Nov 17, 2015
Can Artificial Intelligence Be Taught?
Posted by Dan Faggella in categories: bioengineering, evolution, machine learning, robotics/AI, science
In spite of the popular perception of the state of artificial intelligence, technology has yet to create a robot with the same instincts and adaptability as a human. While humans are born with some natural instincts that have evolved over millions of years, Neuroscientist and Artificial Intelligence Expert Dr. Danko Nikolic believes these same tendencies can be instilled in a robot.
“Our biological children are born with a set of knowledge. They know where to learn, they know where to pay attention. Robots simply can not do that,” Nikolic said. “The problem is you can not program it. There’s a trick we can use called AI Kindergarten. Then we can basically interact with this robot kind of like we do with children in kindergarten, but then make robots learn one level lower, at the level of something called machine genome.”
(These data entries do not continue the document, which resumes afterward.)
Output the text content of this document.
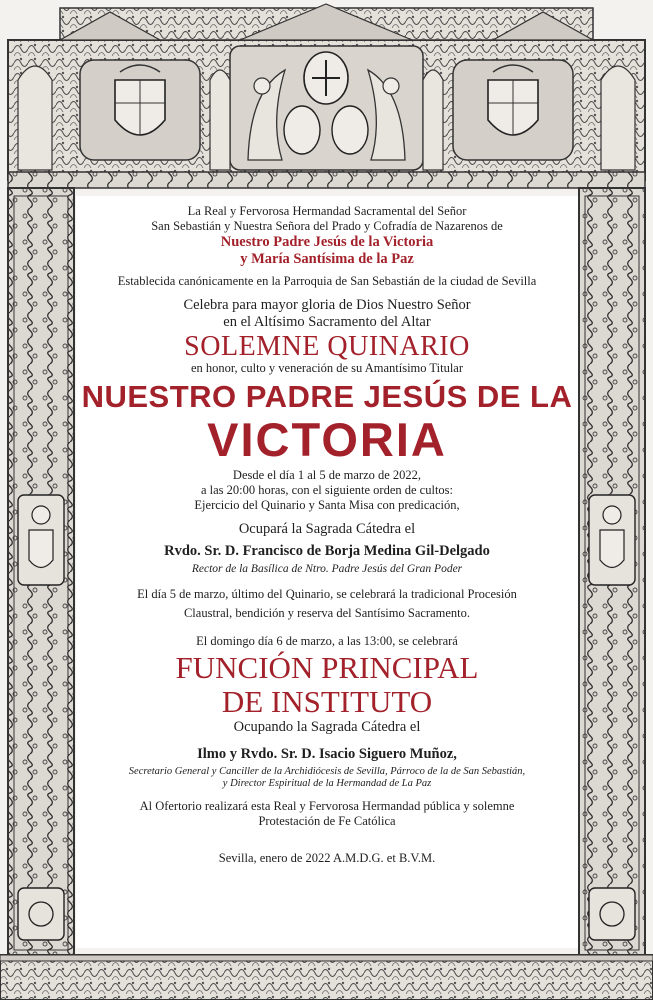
La Real y Fervorosa Hermandad Sacramental del Señor

San Sebastián y Nuestra Señora del Prado y Cofradía de Nazarenos de

Nuestro Padre Jesús de la Victoria

y María Santísima de la Paz

Establecida canónicamente en la Parroquia de San Sebastián de la ciudad de Sevilla

Celebra para mayor gloria de Dios Nuestro Señor

en el Altísimo Sacramento del Altar

SOLEMNE QUINARIO

en honor, culto y veneración de su Amantísimo Titular

NUESTRO PADRE JESÚS DE LA

VICTORIA

Desde el día 1 al 5 de marzo de 2022,

a las 20:00 horas, con el siguiente orden de cultos:

Ejercicio del Quinario y Santa Misa con predicación,

Ocupará la Sagrada Cátedra el

Rvdo. Sr. D. Francisco de Borja Medina Gil-Delgado

Rector de la Basílica de Ntro. Padre Jesús del Gran Poder

El día 5 de marzo, último del Quinario, se celebrará la tradicional Procesión

Claustral, bendición y reserva del Santísimo Sacramento.

El domingo día 6 de marzo, a las 13:00, se celebrará

FUNCIÓN PRINCIPAL

DE INSTITUTO

Ocupando la Sagrada Cátedra el

Ilmo y Rvdo. Sr. D. Isacio Siguero Muñoz,

Secretario General y Canciller de la Archidiócesis de Sevilla, Párroco de la de San Sebastián,

y Director Espiritual de la Hermandad de La Paz

Al Ofertorio realizará esta Real y Fervorosa Hermandad pública y solemne

Protestación de Fe Católica

Sevilla, enero de 2022 A.M.D.G. et B.V.M.
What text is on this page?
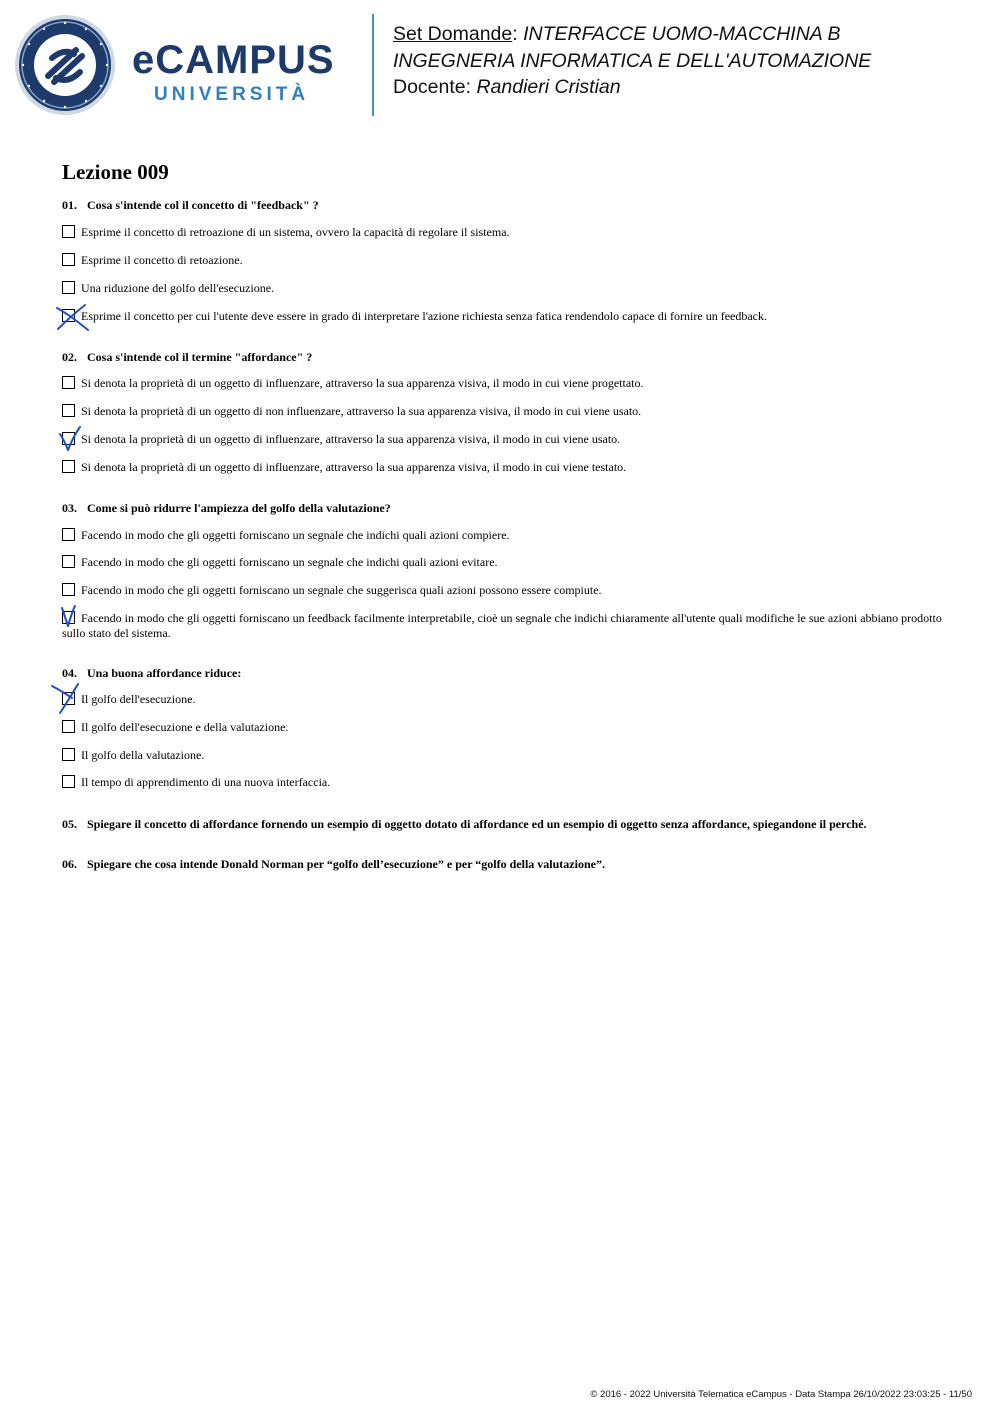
eCAMPUS
UNIVERSITÀ
Set Domande: INTERFACCE UOMO-MACCHINA B
INGEGNERIA INFORMATICA E DELL'AUTOMAZIONE
Docente: Randieri Cristian
Lezione 009
01. Cosa s'intende col il concetto di "feedback" ?
Esprime il concetto di retroazione di un sistema, ovvero la capacità di regolare il sistema.
Esprime il concetto di retoazione.
Una riduzione del golfo dell'esecuzione.
Esprime il concetto per cui l'utente deve essere in grado di interpretare l'azione richiesta senza fatica rendendolo capace di fornire un feedback.
02. Cosa s'intende col il termine "affordance" ?
Si denota la proprietà di un oggetto di influenzare, attraverso la sua apparenza visiva, il modo in cui viene progettato.
Si denota la proprietà di un oggetto di non influenzare, attraverso la sua apparenza visiva, il modo in cui viene usato.
Si denota la proprietà di un oggetto di influenzare, attraverso la sua apparenza visiva, il modo in cui viene usato.
Si denota la proprietà di un oggetto di influenzare, attraverso la sua apparenza visiva, il modo in cui viene testato.
03. Come si può ridurre l'ampiezza del golfo della valutazione?
Facendo in modo che gli oggetti forniscano un segnale che indichi quali azioni compiere.
Facendo in modo che gli oggetti forniscano un segnale che indichi quali azioni evitare.
Facendo in modo che gli oggetti forniscano un segnale che suggerisca quali azioni possono essere compiute.
Facendo in modo che gli oggetti forniscano un feedback facilmente interpretabile, cioè un segnale che indichi chiaramente all'utente quali modifiche le sue azioni abbiano prodotto sullo stato del sistema.
04. Una buona affordance riduce:
Il golfo dell'esecuzione.
Il golfo dell'esecuzione e della valutazione.
Il golfo della valutazione.
Il tempo di apprendimento di una nuova interfaccia.
05. Spiegare il concetto di affordance fornendo un esempio di oggetto dotato di affordance ed un esempio di oggetto senza affordance, spiegandone il perché.
06. Spiegare che cosa intende Donald Norman per “golfo dell’esecuzione” e per “golfo della valutazione”.
© 2016 - 2022 Università Telematica eCampus - Data Stampa 26/10/2022 23:03:25 - 11/50
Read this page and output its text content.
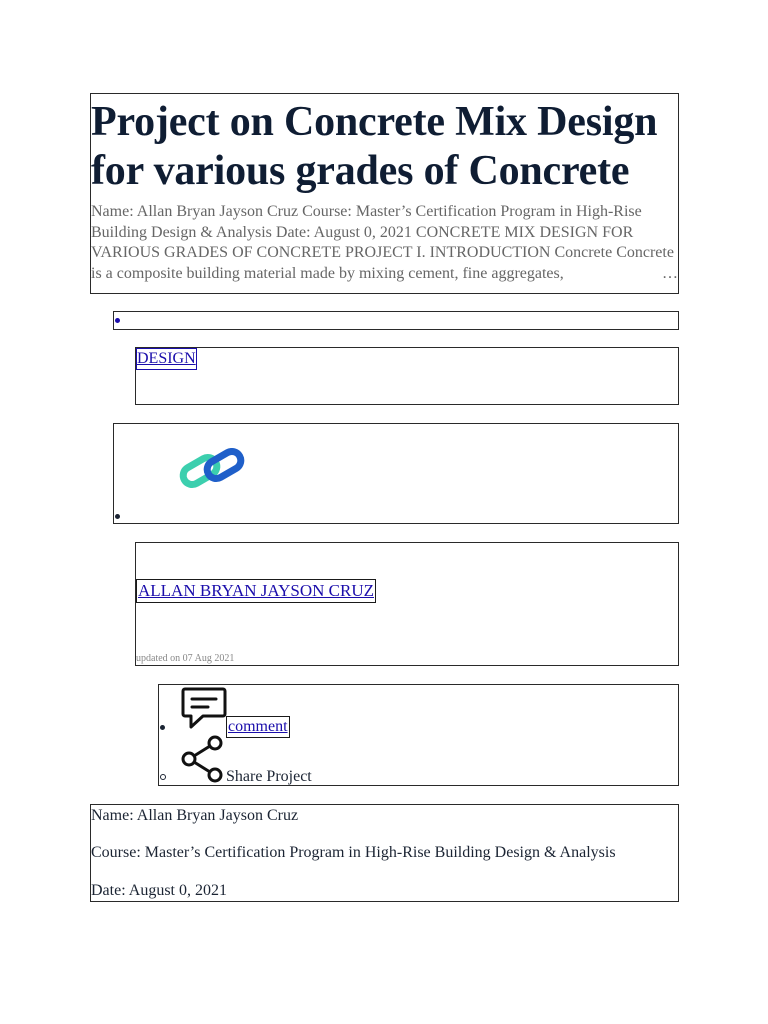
Project on Concrete Mix Design for various grades of Concrete

Name: Allan Bryan Jayson Cruz Course: Master’s Certification Program in High-Rise Building Design & Analysis Date: August 0, 2021 CONCRETE MIX DESIGN FOR VARIOUS GRADES OF CONCRETE PROJECT I. INTRODUCTION Concrete Concrete is a composite building material made by mixing cement, fine aggregates,	…

DESIGN
ALLAN BRYAN JAYSON CRUZ
updated on 07 Aug 2021
comment
Share Project
Name: Allan Bryan Jayson Cruz
Course: Master’s Certification Program in High-Rise Building Design & Analysis
Date: August 0, 2021
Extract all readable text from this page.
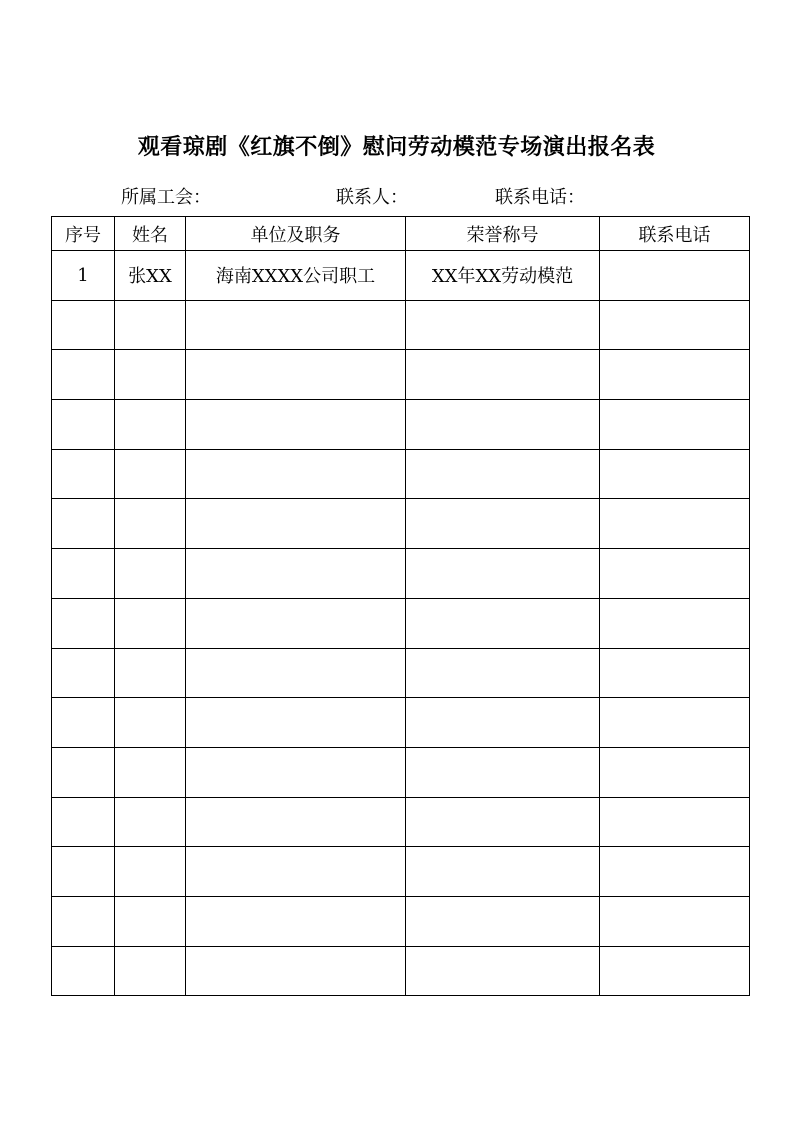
观看琼剧《红旗不倒》慰问劳动模范专场演出报名表
所属工会：	联系人：	联系电话：
序号	姓名	单位及职务	荣誉称号	联系电话
1	张XX	海南XXXX公司职工	XX年XX劳动模范	
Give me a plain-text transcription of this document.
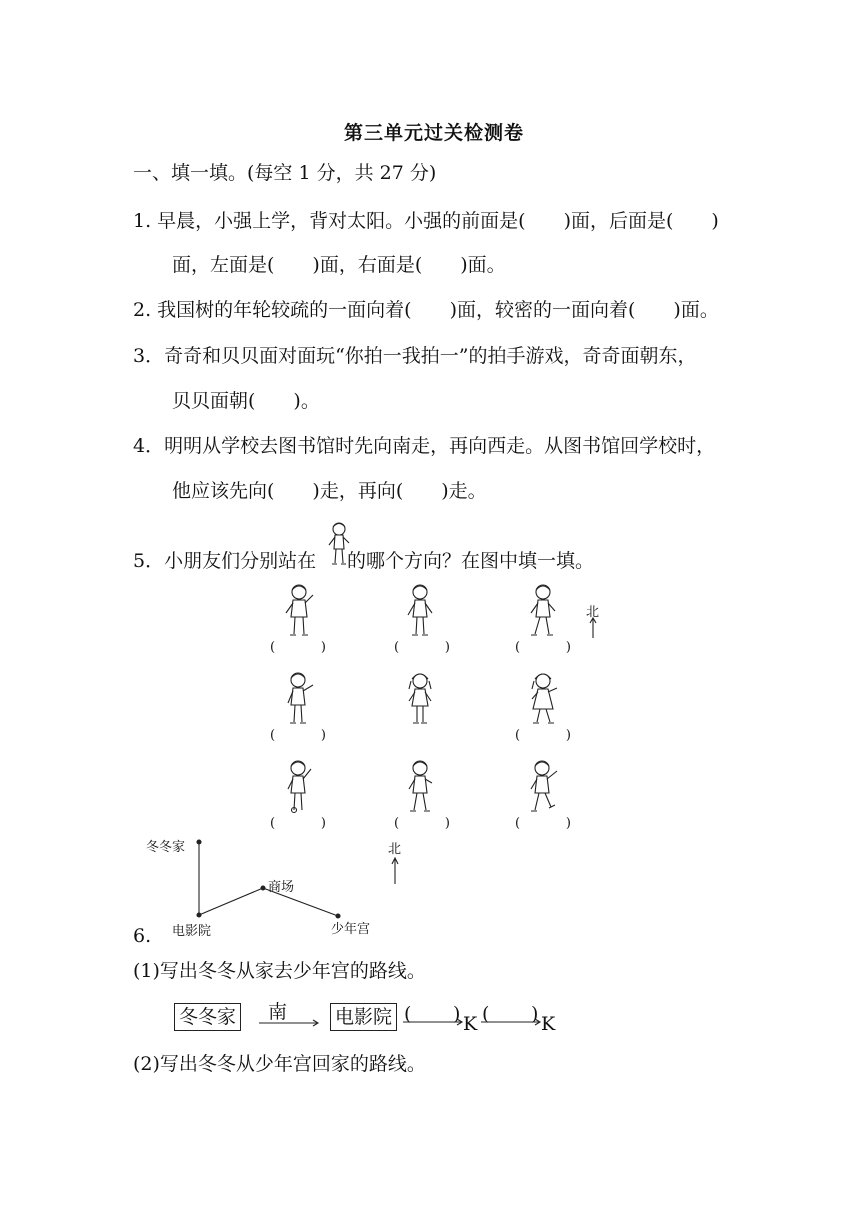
第三单元过关检测卷
一、填一填。(每空 1 分，共 27 分)
1. 早晨，小强上学，背对太阳。小强的前面是(　　)面，后面是(　　)
面，左面是(　　)面，右面是(　　)面。
2. 我国树的年轮较疏的一面向着(　　)面，较密的一面向着(　　)面。
3．奇奇和贝贝面对面玩“你拍一我拍一”的拍手游戏，奇奇面朝东，
贝贝面朝(　　)。
4．明明从学校去图书馆时先向南走，再向西走。从图书馆回学校时，
他应该先向(　　)走，再向(　　)走。
5．小朋友们分别站在 的哪个方向？在图中填一填。
(	)	(	)	(	)
(	)	(	)
(	)	(	)	(	)
北
冬冬家
商场
电影院	少年宫
北
6.
(1)写出冬冬从家去少年宫的路线。
冬冬家 南	电影院 ( ) K ( ) K
(2)写出冬冬从少年宫回家的路线。
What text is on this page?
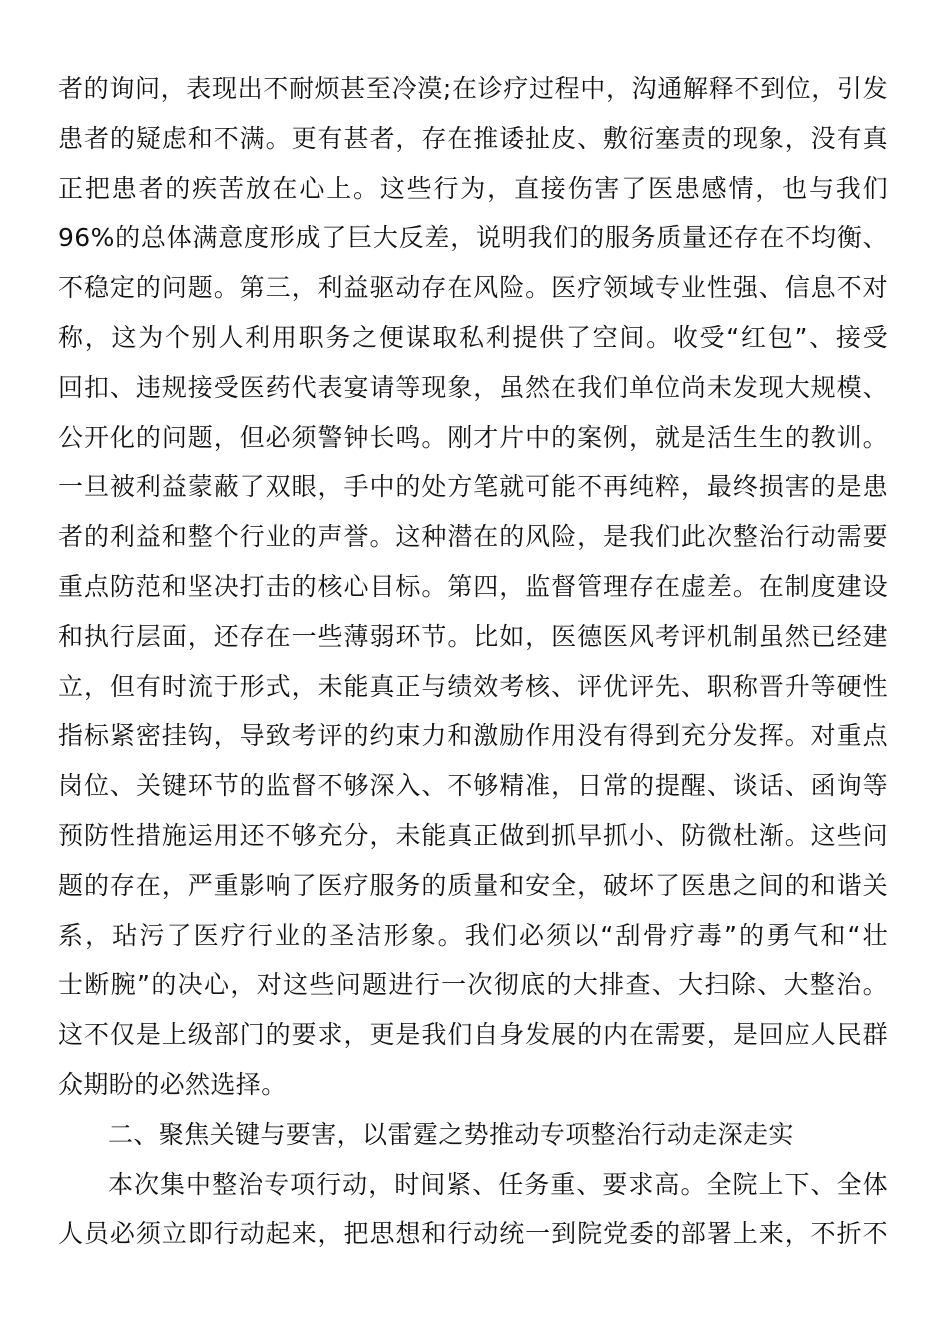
者的询问，表现出不耐烦甚至冷漠;在诊疗过程中，沟通解释不到位，引发
患者的疑虑和不满。更有甚者，存在推诿扯皮、敷衍塞责的现象，没有真
正把患者的疾苦放在心上。这些行为，直接伤害了医患感情，也与我们
96%的总体满意度形成了巨大反差，说明我们的服务质量还存在不均衡、
不稳定的问题。第三，利益驱动存在风险。医疗领域专业性强、信息不对
称，这为个别人利用职务之便谋取私利提供了空间。收受“红包”、接受
回扣、违规接受医药代表宴请等现象，虽然在我们单位尚未发现大规模、
公开化的问题，但必须警钟长鸣。刚才片中的案例，就是活生生的教训。
一旦被利益蒙蔽了双眼，手中的处方笔就可能不再纯粹，最终损害的是患
者的利益和整个行业的声誉。这种潜在的风险，是我们此次整治行动需要
重点防范和坚决打击的核心目标。第四，监督管理存在虚差。在制度建设
和执行层面，还存在一些薄弱环节。比如，医德医风考评机制虽然已经建
立，但有时流于形式，未能真正与绩效考核、评优评先、职称晋升等硬性
指标紧密挂钩，导致考评的约束力和激励作用没有得到充分发挥。对重点
岗位、关键环节的监督不够深入、不够精准，日常的提醒、谈话、函询等
预防性措施运用还不够充分，未能真正做到抓早抓小、防微杜渐。这些问
题的存在，严重影响了医疗服务的质量和安全，破坏了医患之间的和谐关
系，玷污了医疗行业的圣洁形象。我们必须以“刮骨疗毒”的勇气和“壮
士断腕”的决心，对这些问题进行一次彻底的大排查、大扫除、大整治。
这不仅是上级部门的要求，更是我们自身发展的内在需要，是回应人民群
众期盼的必然选择。
二、聚焦关键与要害，以雷霆之势推动专项整治行动走深走实
本次集中整治专项行动，时间紧、任务重、要求高。全院上下、全体
人员必须立即行动起来，把思想和行动统一到院党委的部署上来，不折不
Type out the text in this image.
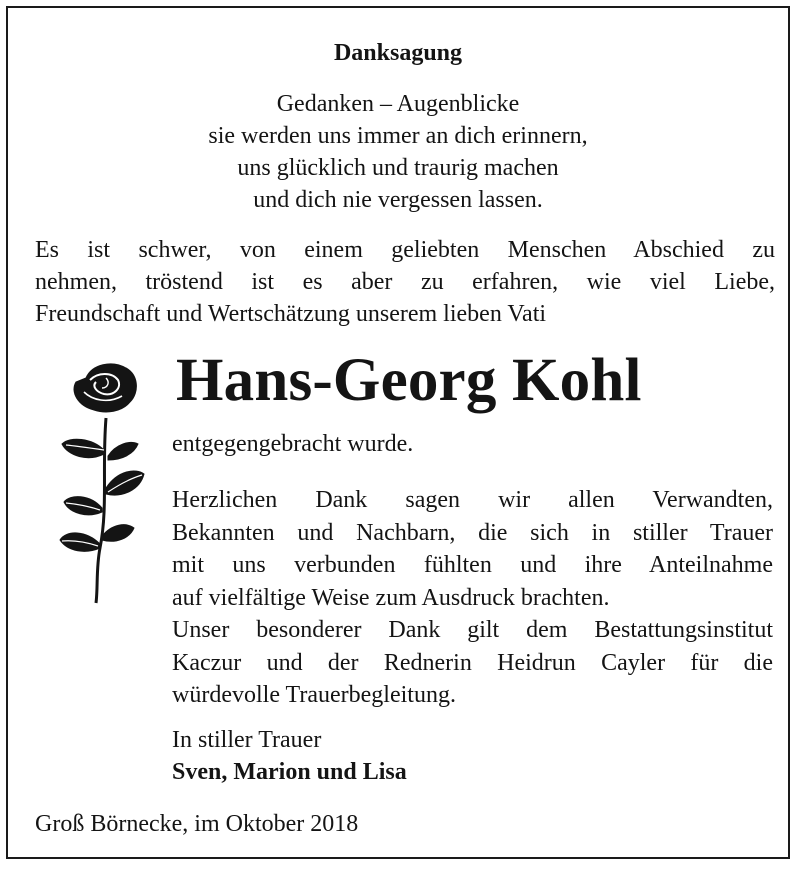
Danksagung
Gedanken – Augenblicke
sie werden uns immer an dich erinnern,
uns glücklich und traurig machen
und dich nie vergessen lassen.
Es ist schwer, von einem geliebten Menschen Abschied zu
nehmen, tröstend ist es aber zu erfahren, wie viel Liebe,
Freundschaft und Wertschätzung unserem lieben Vati
Hans-Georg Kohl
entgegengebracht wurde.
Herzlichen Dank sagen wir allen Verwandten,
Bekannten und Nachbarn, die sich in stiller Trauer
mit uns verbunden fühlten und ihre Anteilnahme
auf vielfältige Weise zum Ausdruck brachten.
Unser besonderer Dank gilt dem Bestattungsinstitut
Kaczur und der Rednerin Heidrun Cayler für die
würdevolle Trauerbegleitung.
In stiller Trauer
Sven, Marion und Lisa
Groß Börnecke, im Oktober 2018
Programming that machine genome would require all of the innate human knowledge that’s evolved over thousands of years, Nikolic said. Lacking that ability, he said researchers are starting from scratch. While this form of artificial intelligence is still in its embryonic state, it does have some evolutionary advantages that humans didn’t have.
“By using AI Kindergarten, we don’t have to repeat the evolution exactly the way evolution has done it,” Nikolic said. “This experiment has been done already and the knowledge is already stored in our genes, so we can accelerate tremendously. We can skip millions of failed experiments where evolution has failed already.”